Decreased maternal serum adiponectin and increased insulin-like growth factor-1 levels along with increased placental glucose transporter-1 expression in gestational diabetes mellitus: Possible role in fetal overgrowth.

INTRODUCTION: The placental glucose transporter - 1 (GLUT-1) is involved in the transplacental glucose transport to the fetus. GLUT-1 expressions are increased in diabetic pregnancies and associated with altered fetal growth. However, the factors regulating the GLUT-1 expressions are largely unknown. We hypothesised that maternal adipokines and insulin-like growth factor-1 (IGF1) modulate the placental expressions of GLUT-1 through the activation of insulin/IGF-1 signalling which may contribute to a fetal overgrowth in GDM.

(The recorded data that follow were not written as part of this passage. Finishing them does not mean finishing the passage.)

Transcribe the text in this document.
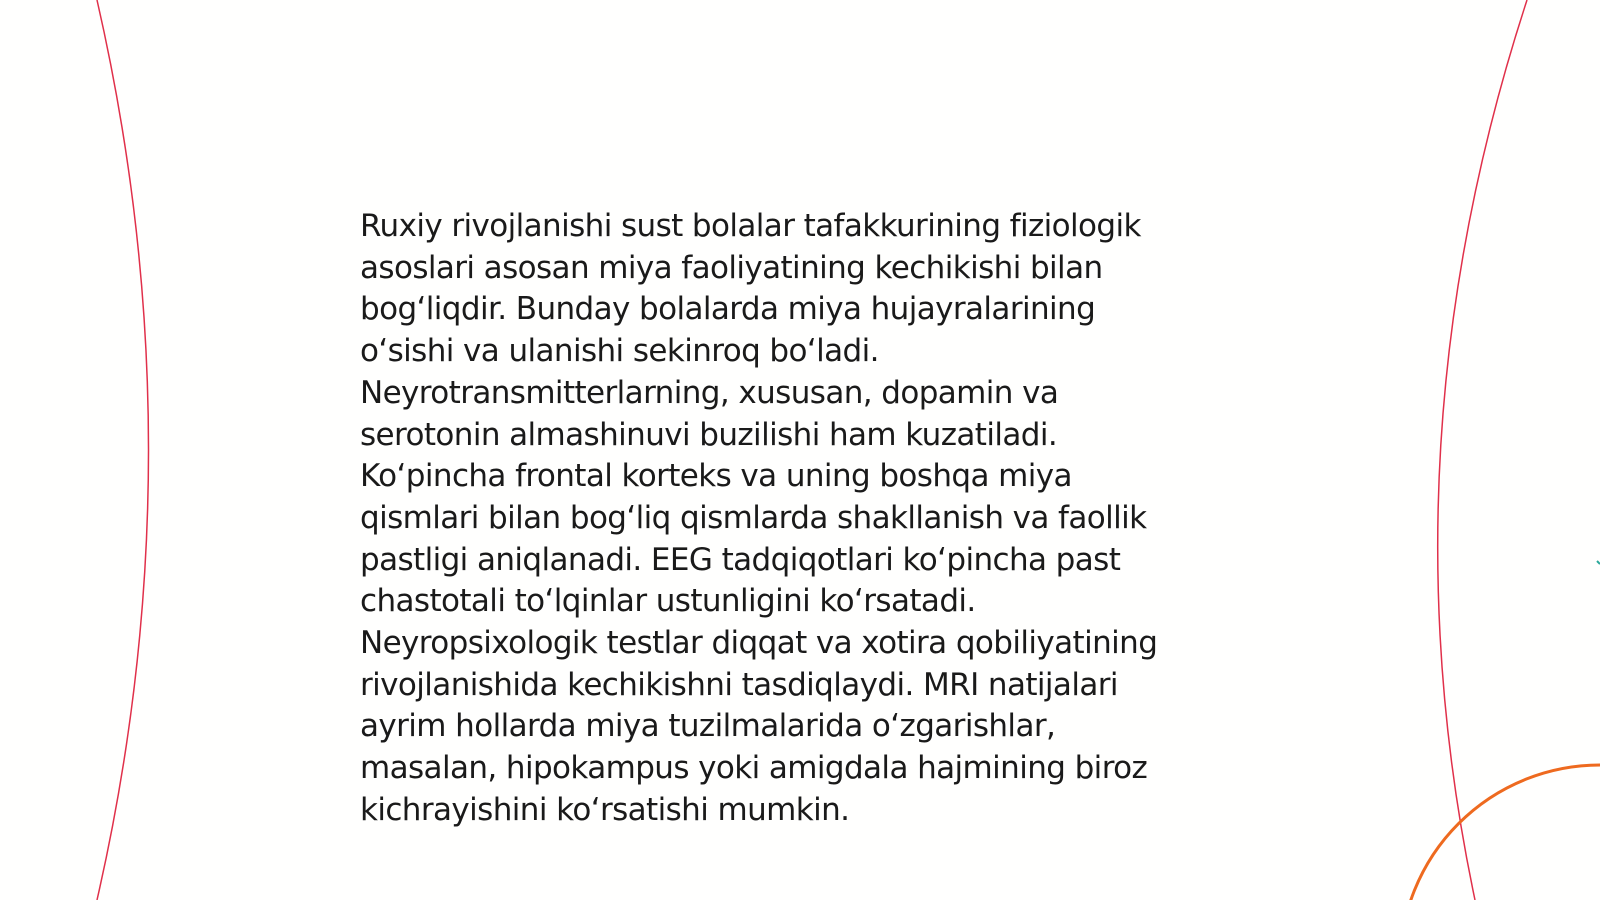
Ruxiy rivojlanishi sust bolalar tafakkurining fiziologik
asoslari asosan miya faoliyatining kechikishi bilan
bog‘liqdir. Bunday bolalarda miya hujayralarining
o‘sishi va ulanishi sekinroq bo‘ladi.
Neyrotransmitterlarning, xususan, dopamin va
serotonin almashinuvi buzilishi ham kuzatiladi.
Ko‘pincha frontal korteks va uning boshqa miya
qismlari bilan bog‘liq qismlarda shakllanish va faollik
pastligi aniqlanadi. EEG tadqiqotlari ko‘pincha past
chastotali to‘lqinlar ustunligini ko‘rsatadi.
Neyropsixologik testlar diqqat va xotira qobiliyatining
rivojlanishida kechikishni tasdiqlaydi. MRI natijalari
ayrim hollarda miya tuzilmalarida o‘zgarishlar,
masalan, hipokampus yoki amigdala hajmining biroz
kichrayishini ko‘rsatishi mumkin.
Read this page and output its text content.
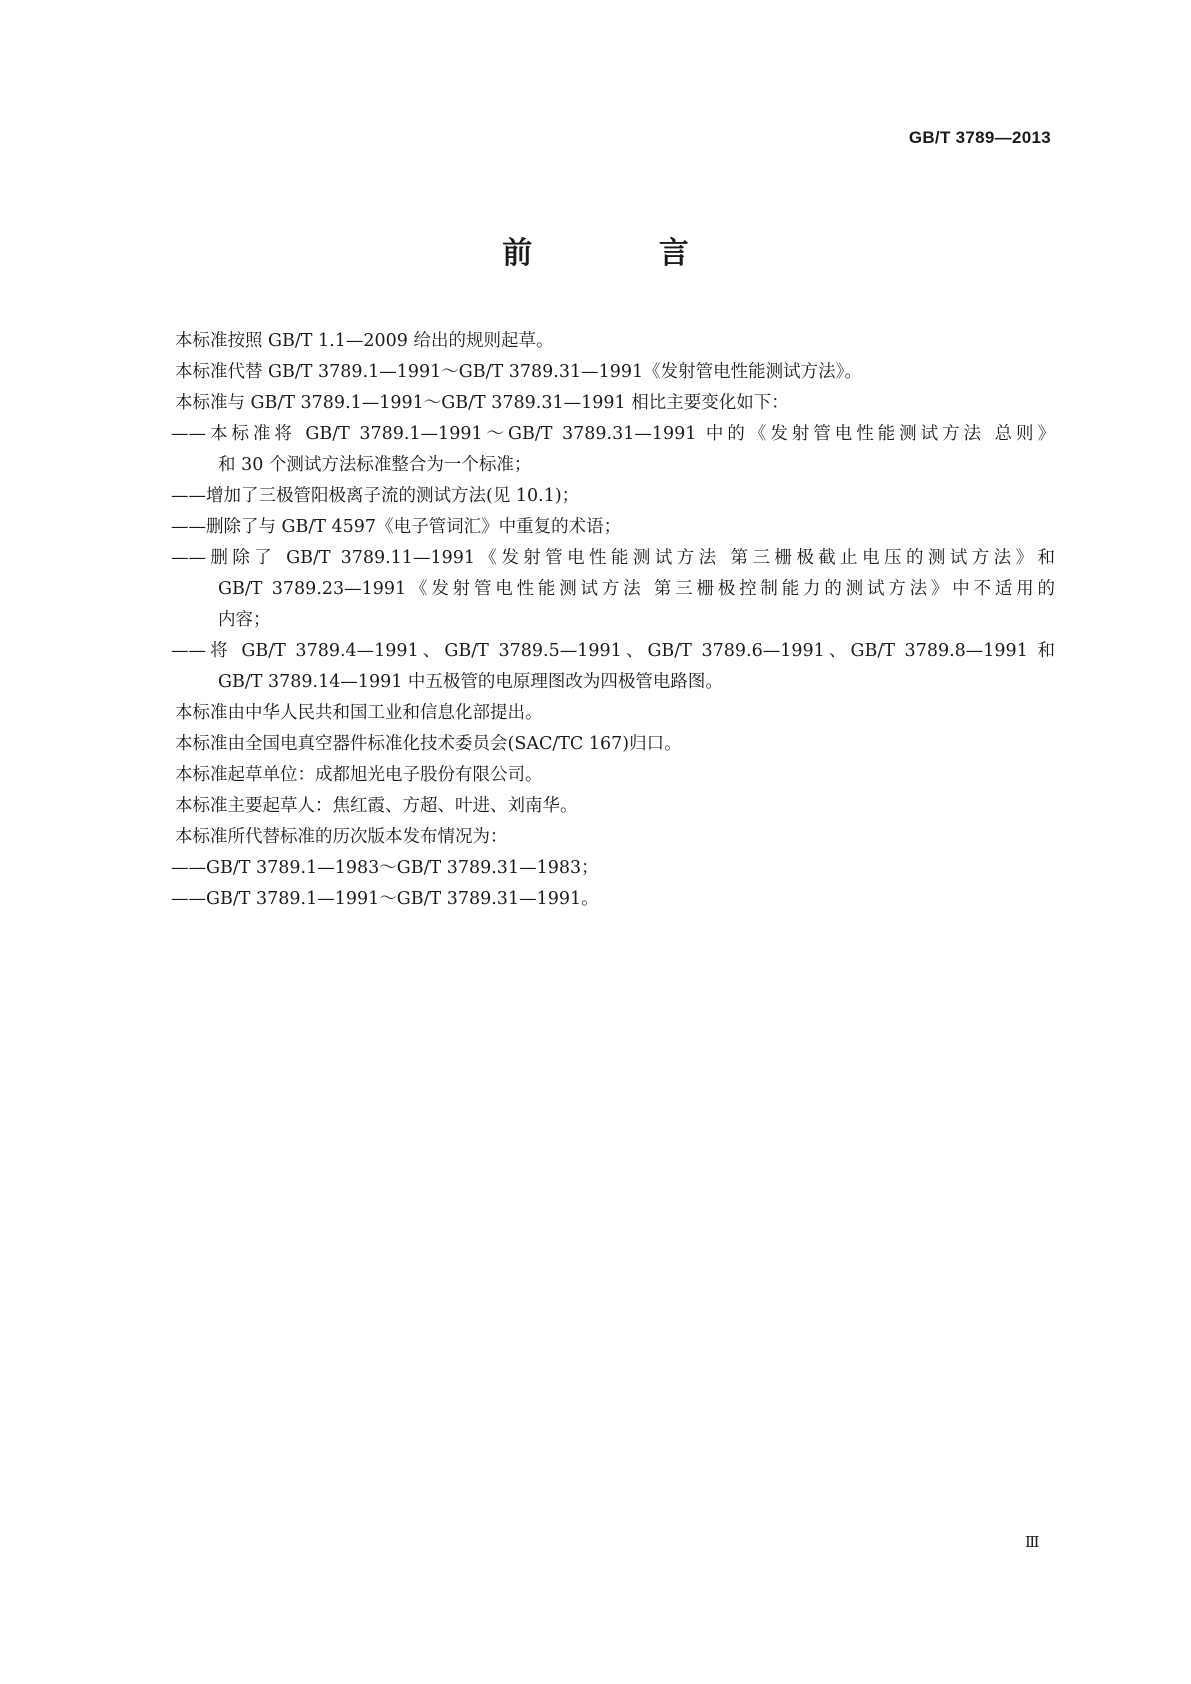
GB/T 3789—2013
前 言
本标准按照 GB/T 1.1—2009 给出的规则起草。
本标准代替 GB/T 3789.1—1991～GB/T 3789.31—1991《发射管电性能测试方法》。
本标准与 GB/T 3789.1—1991～GB/T 3789.31—1991 相比主要变化如下：
——本标准将 GB/T 3789.1—1991～GB/T 3789.31—1991 中的《发射管电性能测试方法 总则》
和 30 个测试方法标准整合为一个标准；
——增加了三极管阳极离子流的测试方法(见 10.1)；
——删除了与 GB/T 4597《电子管词汇》中重复的术语；
——删除了 GB/T 3789.11—1991《发射管电性能测试方法 第三栅极截止电压的测试方法》和
GB/T 3789.23—1991《发射管电性能测试方法 第三栅极控制能力的测试方法》中不适用的
内容；
——将 GB/T 3789.4—1991、GB/T 3789.5—1991、GB/T 3789.6—1991、GB/T 3789.8—1991 和
GB/T 3789.14—1991 中五极管的电原理图改为四极管电路图。
本标准由中华人民共和国工业和信息化部提出。
本标准由全国电真空器件标准化技术委员会(SAC/TC 167)归口。
本标准起草单位：成都旭光电子股份有限公司。
本标准主要起草人：焦红霞、方超、叶进、刘南华。
本标准所代替标准的历次版本发布情况为：
——GB/T 3789.1—1983～GB/T 3789.31—1983；
——GB/T 3789.1—1991～GB/T 3789.31—1991。
Ⅲ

METHODS: Maternal blood, cord blood and placental samples were collected from GDM and control pregnant women (CPW). The biochemical parameters, IGF1, adipokines, and high sensitive C- reactive protein were measured. We analysed the placental expressions of GLUT-1 and proteins related to insulin/IGF-1 signalling - insulin receptor -β, insulin receptor substrate - 1, phosphatidylinositol-3-kinase p110α, phospho Akt-1, phospho extracellular signal-regulated kinase 1/2, and nuclear factor-κB p65 in GDM and CPW.
RESULTS: Increased maternal IGF-1 and decreased adiponectin levels were found in the GDM women. Maternal IGF-1 levels were positively correlated, whereas adiponectin levels were negatively correlated with the birth weight of GDM newborns. Increased phosphorylation of Akt and ERK 1/2 was found in the placenta of GDM women. Placental expressions of GLUT-1 were significantly higher in the GDM women and positively correlated to the maternal IGF-1 levels in the GDM group. DISCUSSION: Decreased maternal adiponectin and increased IGF-1 levels might have caused increased GLUT-1 expression via the increased activation of insulin/IGF-1 signalling in the placenta of GDM women which might have influenced the fetal growth.